Network operators are poised to deploy CDNs—or more accurately, caching and request redirection technology that can be used to support customer-facing CDN services and optimize the delivery of Over-the-Top content—throughout their network infrastructure. They are doing this to address the increasing amount of video their networks carry.
What is this caching and redirection technology? It’s software running on general-purpose processors that have been configured with significant amounts of storage. By deploying a CDN, operators will also be deploying compute and storage capacity deep in their networks. This has the potential to form the hardware foundation for extending the Cloud to the network edge, begging the question: What new revenue generating services could such a platform allow network operators to offer?
The obvious place to start is dynamic content.

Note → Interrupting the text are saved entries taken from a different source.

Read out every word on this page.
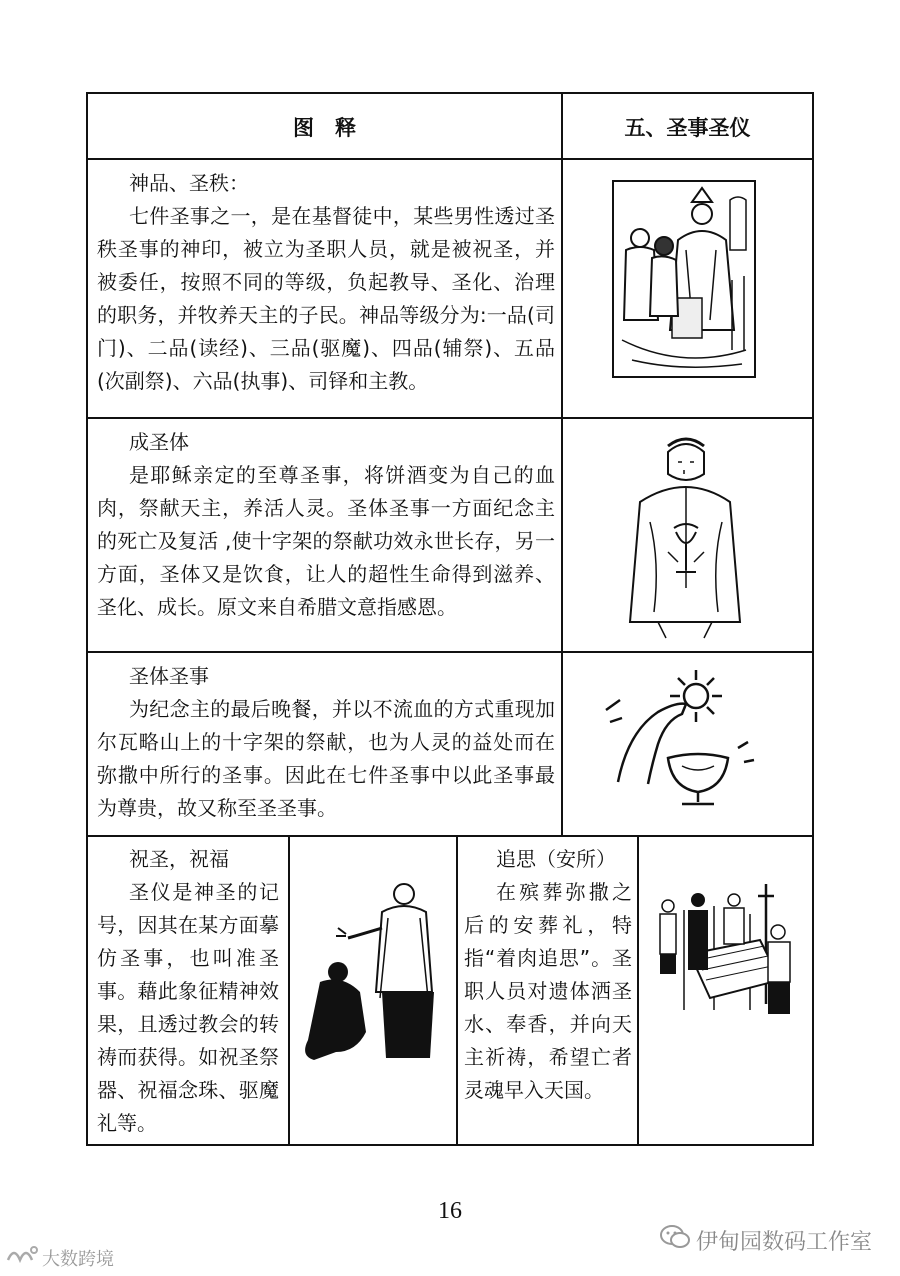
图　释	五、圣事圣仪

神品、圣秩：

七件圣事之一，是在基督徒中，某些男性透过圣秩圣事的神印，被立为圣职人员，就是被祝圣，并被委任，按照不同的等级，负起教导、圣化、治理的职务，并牧养天主的子民。神品等级分为:一品(司门)、二品(读经)、三品(驱魔)、四品(辅祭)、五品(次副祭)、六品(执事)、司铎和主教。

成圣体

是耶稣亲定的至尊圣事，将饼酒变为自己的血肉，祭献天主，养活人灵。圣体圣事一方面纪念主的死亡及复活 ,使十字架的祭献功效永世长存，另一方面，圣体又是饮食，让人的超性生命得到滋养、圣化、成长。原文来自希腊文意指感恩。

圣体圣事

为纪念主的最后晚餐，并以不流血的方式重现加尔瓦略山上的十字架的祭献，也为人灵的益处而在弥撒中所行的圣事。因此在七件圣事中以此圣事最为尊贵，故又称至圣圣事。

祝圣，祝福

圣仪是神圣的记号，因其在某方面摹仿圣事，也叫准圣事。藉此象征精神效果，且透过教会的转祷而获得。如祝圣祭器、祝福念珠、驱魔礼等。

追思（安所）

在殡葬弥撒之后的安葬礼，特指“着肉追思”。圣职人员对遗体洒圣水、奉香，并向天主祈祷，希望亡者灵魂早入天国。

16
伊甸园数码工作室
大数跨境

Allowing content providers to factor out dynamic page construction and place it on the very same edge nodes that are caching the static images that appear in those pages—while keeping backend databases in the data center or on the customer’s premises—seems like a sure win. The low-hanging fruit is to move dynamic site acceleration (DSA) to the edge. (See Google’s Page Speed for a summary of the well-known techniques.) This will be especially important for mobile networks, where reducing traffic over the wireless link is critically important. Beyond generic DSA, the edge is a natural place to enhance the end-user experience, for example, social networking applications could benefit from edge acceleration.
But social network applications are really an instance of the more general strategy of moving application logic to the network edge, which in turn implies that the edge nodes must provide an isolated execution environment in which different customer applications can run. While defining a specialized (restrictive) “edge” environment is tempting, offering business customers access to general-purpose virtual machines (VM) gives them a natural way to extend the reach of data center based Clouds they are already starting to exploit.
Supporting general-purpose VMs on edge caching nodes is not speculative. For example, Verivue’s content delivery solution isolates each building block service in its own VM—the caching service runs in one VM, the redirection service runs in a second VM, a legacy streaming service runs in a third VM, a transparent caching service runs in a fourth VM, and so on. Without changing the hardware deployment, existing VMs can be re-provisioned to support changing requirements, and new VMs can be instantiated to run new services. In other words, when the CDN already runs on a Cloud platform, by deploying the CDN throughout its network, the network operator has effectively deployed a full-featured Cloud (not just the hardware foundation for a Cloud) in their network.
So what other services might such a Cloud support? It’s instructive to consider other services currently being deployed in data centers—Facebook, Google docs, multiplayer games—and ask if any of them would benefit from wider distribution and even closer proximity to end-users. One can make a latency argument for highly interactive applications, but beyond simple latency, a case based on a scaling argument seems to have the most promise. This makes gaming applications, in particular, a promising candidate. And to generalize a bit, any application that collects “sensor” data at the edge of the network and sends it back towards the center for analysis would benefit from the ability to perform reduction functions on the raw date at the network edge.
Another answer is to look to the set of new network services coming out of the research community. This is the ancestry of Verivue’s caching technology, which is based on CoBlitz, a one-time Princeton research project that evolved and was hardened on PlanetLab: a global test-bed for deploying and evaluating experimental network services, ranging from robust and scalable naming services, to publish-subscribe systems, to new algorithms for peer-to-peer networks, to resilient routing overlays, to Internet monitoring services. All of these services benefit from having multiple points-of-presence and close proximity to end-users—exactly what an access network provides.
Time will tell, but history teaches us wherever general-purpose compute and storage resources become available in new environments, innovative people will find a way to take advantage of them. I’m anxious to hear what applications others think a Cloud that extends to the edge of the network might catalyze.